Mon cœur battait follement et devant lui le torse de Saphir s'élevait rapidement, à cours de respirations. Entre ses quatre murs aux couleurs éteins, moi vêtue d'un simple soutien rouge et lui muni de sa colère sourde, nous étions au final que des âmes faibles et endoloris et au lieu de s'entraider, on ne faisait que se déchirer.
Ma main tremblante se posa timidement sur son pec droit.
_Ni toi ni mois sont prêts pour affronter ce monde de brutes, mais il nous est infligé.
_Pas à toi, souffle-t-il.
_Si Saphir, je suis née dedans et je mourrai dedans.
Saphir se laisse tomber de nouveau sur le canapé en passant une main frustrée sur ses cheveux en bataille, il fixe longtemps le tapis beige qui décorait le séjour avant de lever ses yeux à présent vide vers moi.
_Je n'ai pas la clé, avoue-t-il.
Tous mes espoirs s'effondrèrent les uns après les autres comme une cascade de dominos. Je ne savais si je devais le haïr pour avoir nourri mon espérance ou me maudire pour avoir cru qu'il allait m'aider.
_Mais je l'ai lu, ajoute-il.
Je fronce les sourcils ayant le sentiment d'avoir perdu le fil de la conversation.
_Où est la clé ? demandai-je avec un trémolo dans la voix, en prenant appui sur l'accoudoir du canapé quand une sourde migraine commence à me transpercer le crâne.
_Je l'ai perdu, ou plutôt on me l'a volé.
_Comment ?
_Il y'a un an, mon appartement a été cambriolé et ils ont pris la clé, les copies de la clé et mon pc.

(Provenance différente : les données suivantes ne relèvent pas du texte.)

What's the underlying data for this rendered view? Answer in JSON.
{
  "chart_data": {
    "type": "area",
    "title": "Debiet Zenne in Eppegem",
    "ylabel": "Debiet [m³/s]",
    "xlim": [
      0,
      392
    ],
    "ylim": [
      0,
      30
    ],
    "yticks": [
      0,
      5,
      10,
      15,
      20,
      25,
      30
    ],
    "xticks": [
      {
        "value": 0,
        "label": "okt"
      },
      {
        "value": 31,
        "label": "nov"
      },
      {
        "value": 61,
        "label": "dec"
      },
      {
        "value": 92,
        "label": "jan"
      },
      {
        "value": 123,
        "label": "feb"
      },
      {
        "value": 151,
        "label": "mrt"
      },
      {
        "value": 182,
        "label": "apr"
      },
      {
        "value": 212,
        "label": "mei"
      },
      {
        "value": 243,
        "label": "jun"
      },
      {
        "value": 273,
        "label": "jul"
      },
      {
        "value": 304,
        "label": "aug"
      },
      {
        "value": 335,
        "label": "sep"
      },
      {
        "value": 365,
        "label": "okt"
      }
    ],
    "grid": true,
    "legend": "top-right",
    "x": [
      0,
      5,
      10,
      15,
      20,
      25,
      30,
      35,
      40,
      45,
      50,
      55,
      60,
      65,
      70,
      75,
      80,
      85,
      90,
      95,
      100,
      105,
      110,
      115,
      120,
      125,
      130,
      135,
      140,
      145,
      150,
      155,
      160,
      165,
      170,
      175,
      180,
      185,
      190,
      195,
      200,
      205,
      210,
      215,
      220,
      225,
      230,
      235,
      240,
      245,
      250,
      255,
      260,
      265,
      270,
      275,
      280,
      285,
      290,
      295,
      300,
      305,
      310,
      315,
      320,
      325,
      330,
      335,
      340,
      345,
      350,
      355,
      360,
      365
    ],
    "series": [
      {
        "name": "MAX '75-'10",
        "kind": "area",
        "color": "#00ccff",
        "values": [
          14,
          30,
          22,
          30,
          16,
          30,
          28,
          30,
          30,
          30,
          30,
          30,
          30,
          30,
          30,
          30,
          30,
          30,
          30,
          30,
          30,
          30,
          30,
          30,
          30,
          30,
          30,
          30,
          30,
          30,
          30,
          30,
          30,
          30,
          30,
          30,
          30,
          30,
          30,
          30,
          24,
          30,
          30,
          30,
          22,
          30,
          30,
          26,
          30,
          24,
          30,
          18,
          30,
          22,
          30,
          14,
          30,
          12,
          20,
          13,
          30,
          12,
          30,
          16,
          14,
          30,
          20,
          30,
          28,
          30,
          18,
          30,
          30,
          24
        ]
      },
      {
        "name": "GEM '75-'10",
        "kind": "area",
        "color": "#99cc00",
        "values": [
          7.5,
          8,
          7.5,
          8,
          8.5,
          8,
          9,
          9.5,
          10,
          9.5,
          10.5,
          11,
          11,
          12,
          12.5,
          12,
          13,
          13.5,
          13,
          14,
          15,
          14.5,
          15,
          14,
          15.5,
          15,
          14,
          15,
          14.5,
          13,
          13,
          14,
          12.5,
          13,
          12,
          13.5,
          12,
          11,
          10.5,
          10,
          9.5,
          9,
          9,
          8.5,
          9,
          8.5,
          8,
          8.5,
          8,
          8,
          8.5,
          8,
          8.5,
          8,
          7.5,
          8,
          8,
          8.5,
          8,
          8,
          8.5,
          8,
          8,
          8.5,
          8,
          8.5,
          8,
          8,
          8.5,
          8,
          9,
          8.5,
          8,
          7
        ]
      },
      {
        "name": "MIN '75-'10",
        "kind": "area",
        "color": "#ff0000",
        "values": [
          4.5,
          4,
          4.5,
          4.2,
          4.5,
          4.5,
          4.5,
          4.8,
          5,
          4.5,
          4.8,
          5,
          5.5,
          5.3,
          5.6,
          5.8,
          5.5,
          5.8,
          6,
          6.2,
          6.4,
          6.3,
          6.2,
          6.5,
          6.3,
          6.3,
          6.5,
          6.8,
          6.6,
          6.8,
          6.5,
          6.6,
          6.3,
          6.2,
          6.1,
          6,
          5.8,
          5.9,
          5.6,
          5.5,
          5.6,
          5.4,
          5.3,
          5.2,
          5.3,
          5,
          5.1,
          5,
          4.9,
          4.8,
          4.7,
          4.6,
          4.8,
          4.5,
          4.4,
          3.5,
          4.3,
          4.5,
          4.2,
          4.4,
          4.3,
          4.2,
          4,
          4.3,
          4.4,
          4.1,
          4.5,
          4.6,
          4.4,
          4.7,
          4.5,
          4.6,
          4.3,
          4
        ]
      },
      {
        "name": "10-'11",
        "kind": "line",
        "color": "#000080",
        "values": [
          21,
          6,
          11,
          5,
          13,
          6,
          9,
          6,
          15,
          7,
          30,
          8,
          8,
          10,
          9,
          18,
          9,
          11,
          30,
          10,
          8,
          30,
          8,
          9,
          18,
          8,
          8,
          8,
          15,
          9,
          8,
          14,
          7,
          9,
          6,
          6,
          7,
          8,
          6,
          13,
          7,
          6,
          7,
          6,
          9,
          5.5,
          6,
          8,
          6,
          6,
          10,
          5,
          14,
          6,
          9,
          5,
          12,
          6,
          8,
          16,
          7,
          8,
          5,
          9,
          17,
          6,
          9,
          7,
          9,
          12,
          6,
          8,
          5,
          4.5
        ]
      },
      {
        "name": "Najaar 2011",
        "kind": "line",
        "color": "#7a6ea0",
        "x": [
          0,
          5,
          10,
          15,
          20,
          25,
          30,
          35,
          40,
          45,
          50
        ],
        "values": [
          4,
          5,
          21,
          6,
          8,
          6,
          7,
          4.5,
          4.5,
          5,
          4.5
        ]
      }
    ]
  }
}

Mon cul atterrit sur le canapé victime d'un énième choc émotionnelle, je dissèque minutieusement ses mots qui ne m'envoyait pourtant que dans une confusion plus obscure que la précédente.
_Tu me mens, murmurai-je.
_Pourquoi je le ferai ?
_Tu as été là quand ma famille et ma maison ont brulé ! Tu avais en possession la clé ! Comment tu veux que je te fasse confiance alors que tu es le premier suspect de la mort de mes parents !
Mes paroles le heurtèrent violement.
Je mentais bien évidemment, bien que toutes logiques le pointeraient comme suspect, je savais au fond que mon Séraphin n'était pas un meurtrier. Il n'était qu'un gibier injustement piégé or il était le seul à pouvoir me guider vers le maitre du jeu alors je me devais de le provoquer, le pousser à bout afin qu'il se prouve innocent et me montre enfin les vrais coupables.
_Tu me crois capable de meurtre et tu t'invites dans mon territoire ? demande-il.
_Je n'ai pas peur de la mort.
Il s'esclaffe avant de faire sortir une cigarette de sa poche en l'allumant avec le même briqué qui allait bruler mon épiderme. Il prend une grande taffe et exhale la fumée vers le toit de l'appartement.
_J'ai appris les documents qu'il y'avait dans cette clé par cœur, comme une longue et mauvaise berceuse. Je connais toutes les formules, les théories et les essais cliniques que tes parents ont conduit, m'explique-t-il. Mon ange, je suis la clé.